The suit was filed a year after the Biden administration postponed the release of 16,000 records. The records were collected under the President John F. Kennedy Assassination Records Collection Act of 1992.
The act required that all records be released by Oct. 26, 2017, but both former President Donald Trump and Biden have delayed releasing the information.
The release of the records was postponed by Biden until Dec. 15, However, the foundation claimed that any delay in the release of the records was illegal.
The claim, filed in federal court on Wednesday, said the action was “depriving” researchers and historians of opportunities to learn about the assassination.

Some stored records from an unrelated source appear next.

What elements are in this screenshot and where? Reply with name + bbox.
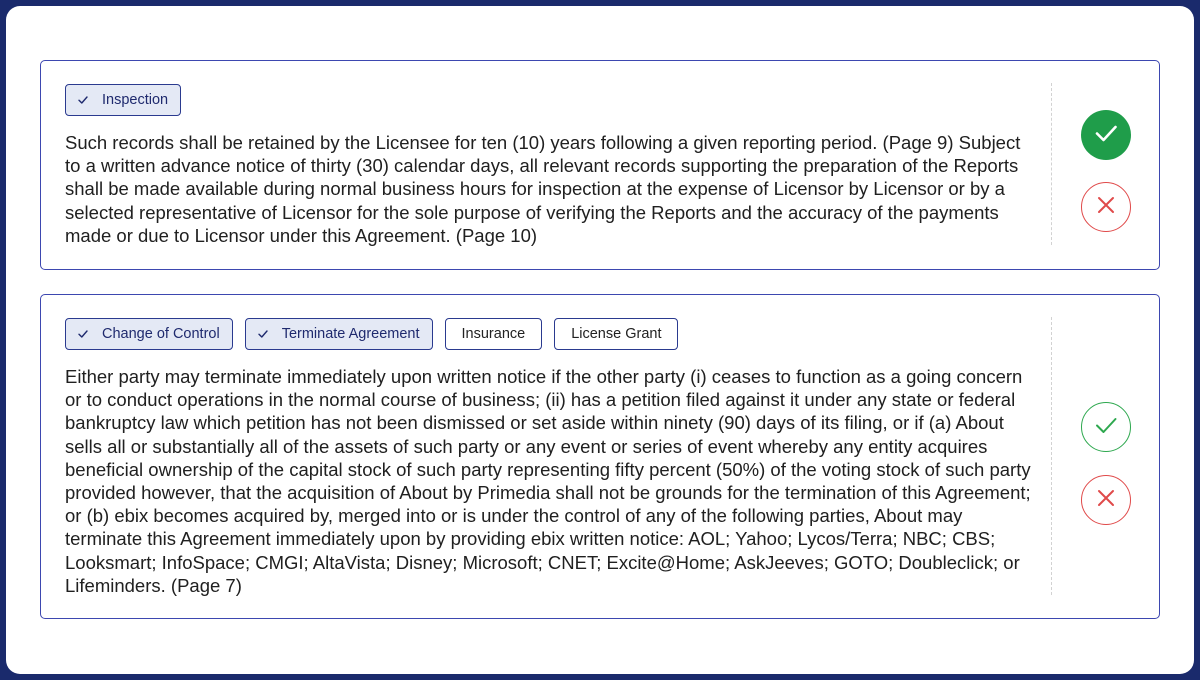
tag-list: Change of Control Terminate Agreement In… xyxy=(65,318,679,350)
divider xyxy=(1051,83,1052,245)
tag-label: License Grant xyxy=(571,326,662,342)
tag-list: Inspection xyxy=(65,84,182,116)
check-icon xyxy=(78,329,88,339)
clause-card: Inspection Such records shall be retaine… xyxy=(40,60,1160,270)
tag-license-grant[interactable]: License Grant xyxy=(554,318,679,350)
clause-text: Such records shall be retained by the Li… xyxy=(65,132,1021,246)
tag-label: Terminate Agreement xyxy=(281,326,420,342)
tag-change-of-control[interactable]: Change of Control xyxy=(65,318,233,350)
check-icon xyxy=(78,95,88,105)
tag-label: Insurance xyxy=(461,326,526,342)
app-frame: Inspection Such records shall be retaine… xyxy=(6,6,1194,674)
tag-label: Change of Control xyxy=(102,326,220,342)
check-icon xyxy=(1093,412,1119,443)
divider xyxy=(1051,317,1052,595)
close-icon xyxy=(1096,195,1116,220)
reject-button[interactable] xyxy=(1081,475,1131,525)
clause-card: Change of Control Terminate Agreement In… xyxy=(40,294,1160,619)
tag-insurance[interactable]: Insurance xyxy=(444,318,543,350)
accept-button[interactable] xyxy=(1081,110,1131,160)
tag-label: Inspection xyxy=(102,92,169,108)
check-icon xyxy=(257,329,268,339)
clause-text: Either party may terminate immediately u… xyxy=(65,366,1031,596)
accept-button[interactable] xyxy=(1081,402,1131,452)
check-icon xyxy=(1093,120,1119,151)
reject-button[interactable] xyxy=(1081,182,1131,232)
tag-inspection[interactable]: Inspection xyxy=(65,84,182,116)
close-icon xyxy=(1096,488,1116,513)
tag-terminate-agreement[interactable]: Terminate Agreement xyxy=(244,318,433,350)
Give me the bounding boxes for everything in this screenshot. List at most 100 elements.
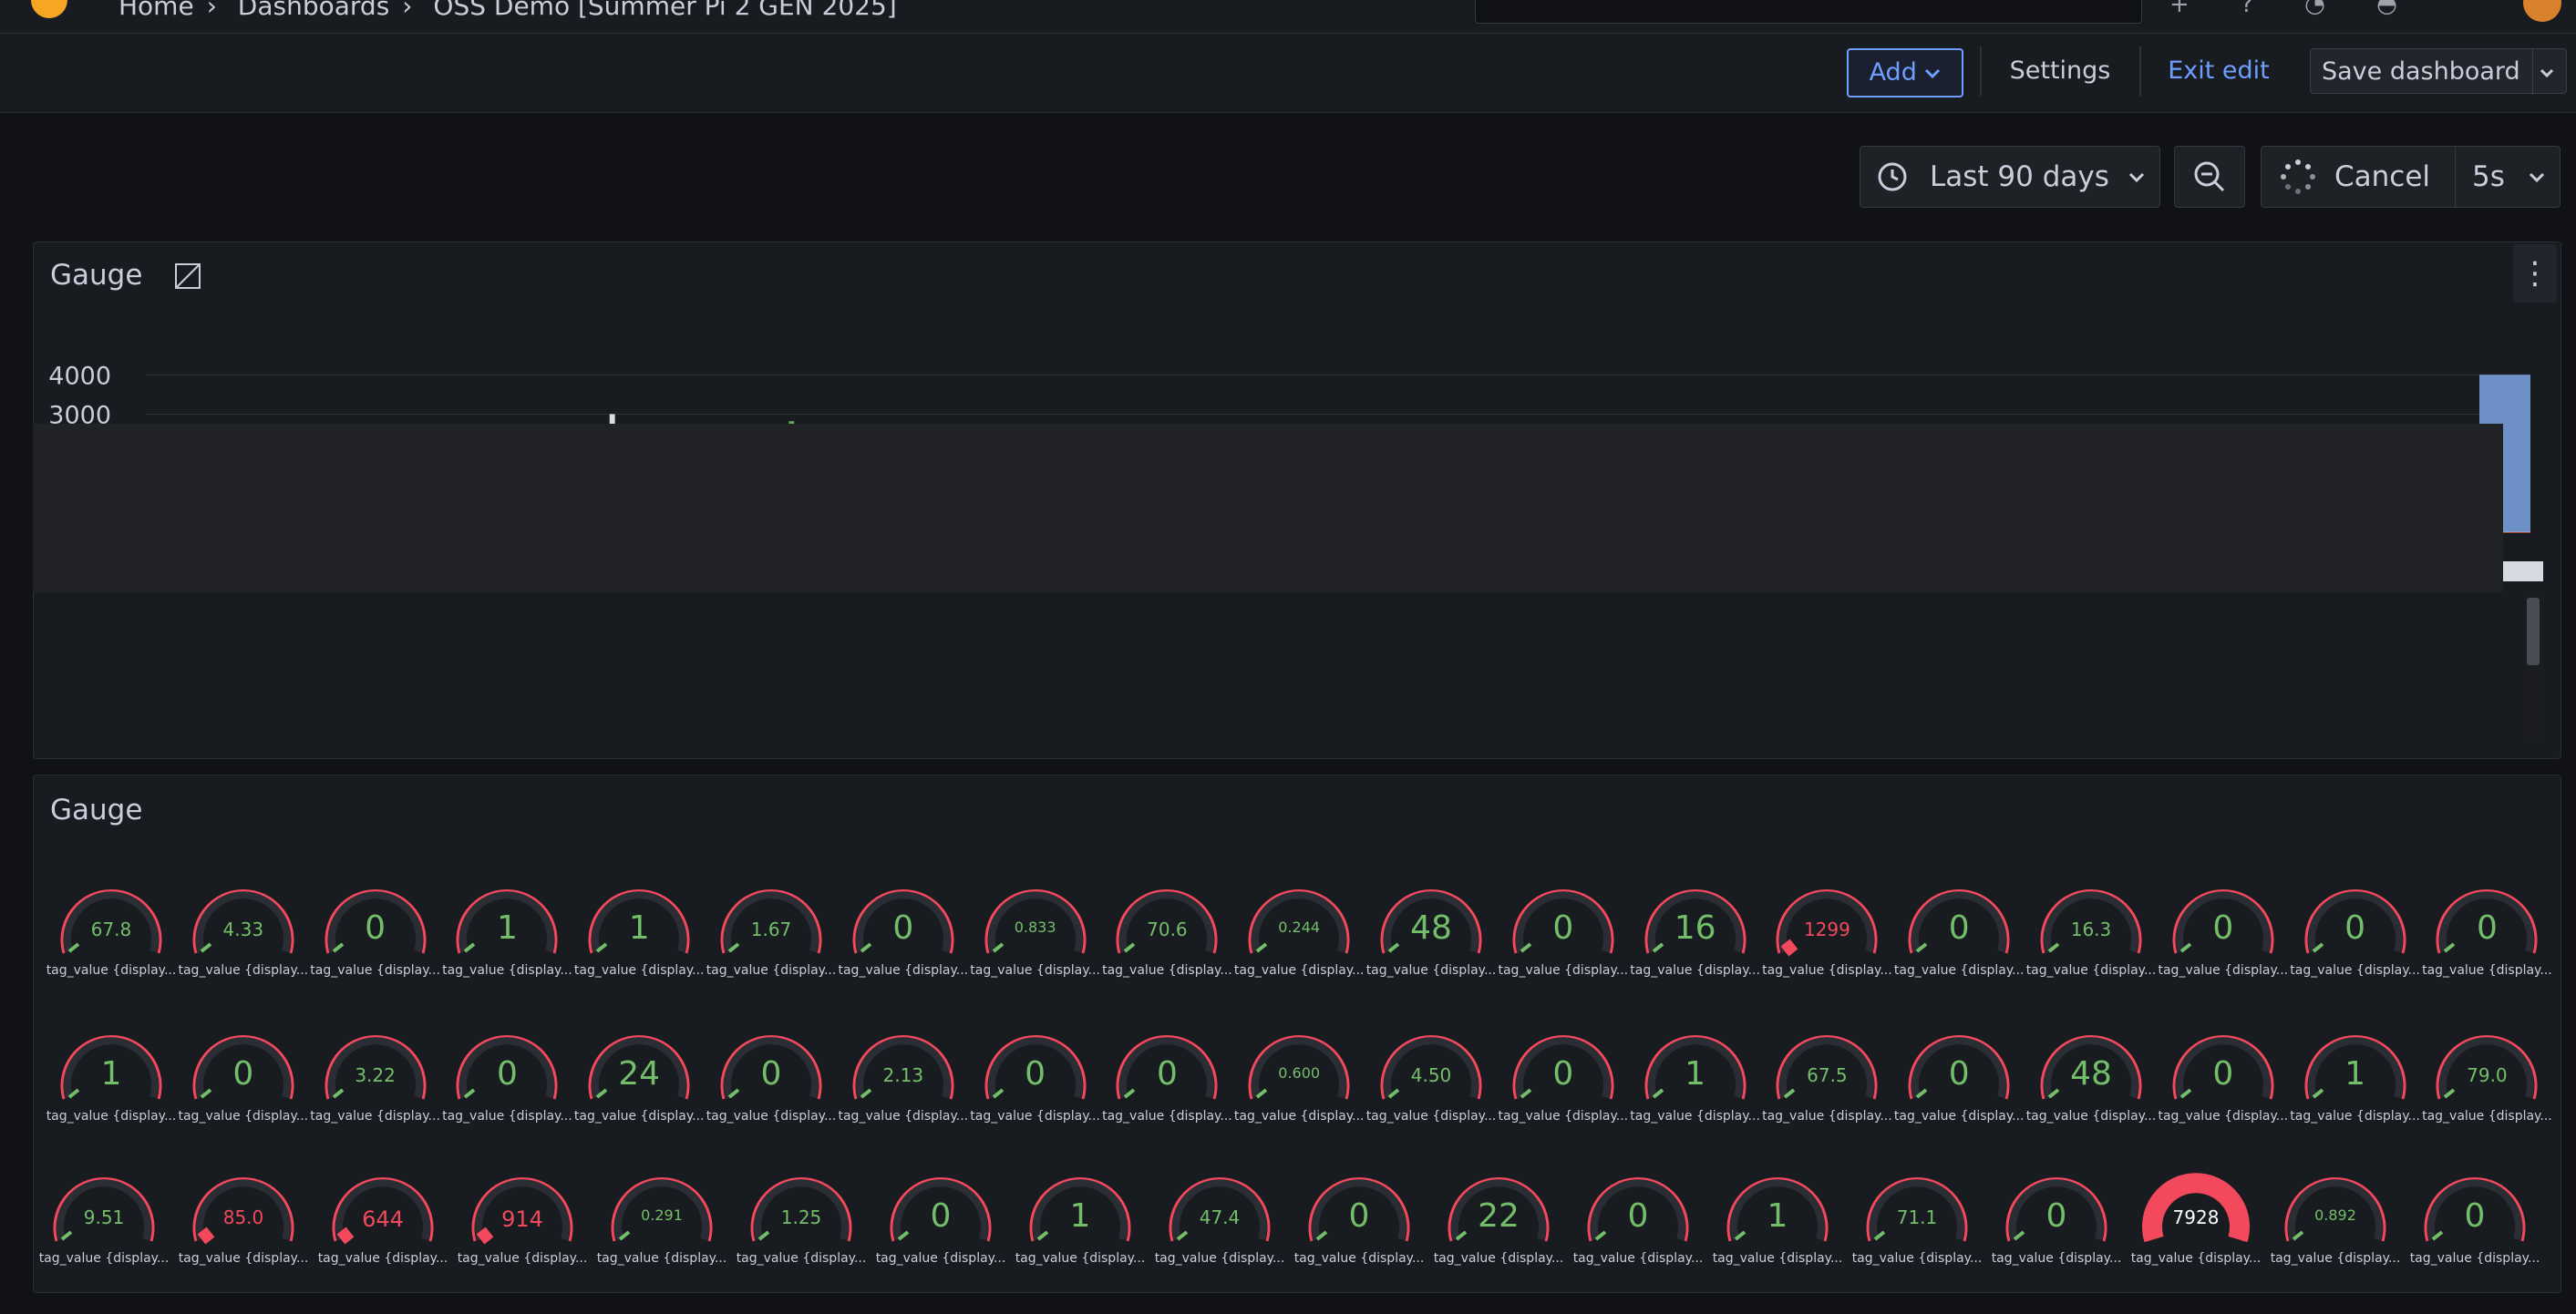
gauge-value: 1	[1767, 1197, 1788, 1235]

“It’s high time that the government got its act together and obeyed the spirit and the letter of the law,” said the vice president of the nonpartisan Mary Ferrell Foundation, Jefferson Morley, an expert on the assassination and the CIA.
Kennedy was killed on Nov. 22, 1963, while riding in a motorcade in Dallas, Texas.
Kennedy’s nephew, Robert Kennedy Jr., agreed with the foundation in calling for information about his uncle’s murder.
“It was a momentous crime, a crime against American democracy. And the American people have the right to know,” Kennedy Jr., said. “The law requires the records be released. It’s bizarre. It’s been almost 60 years since my uncle’s death. What are they hiding?”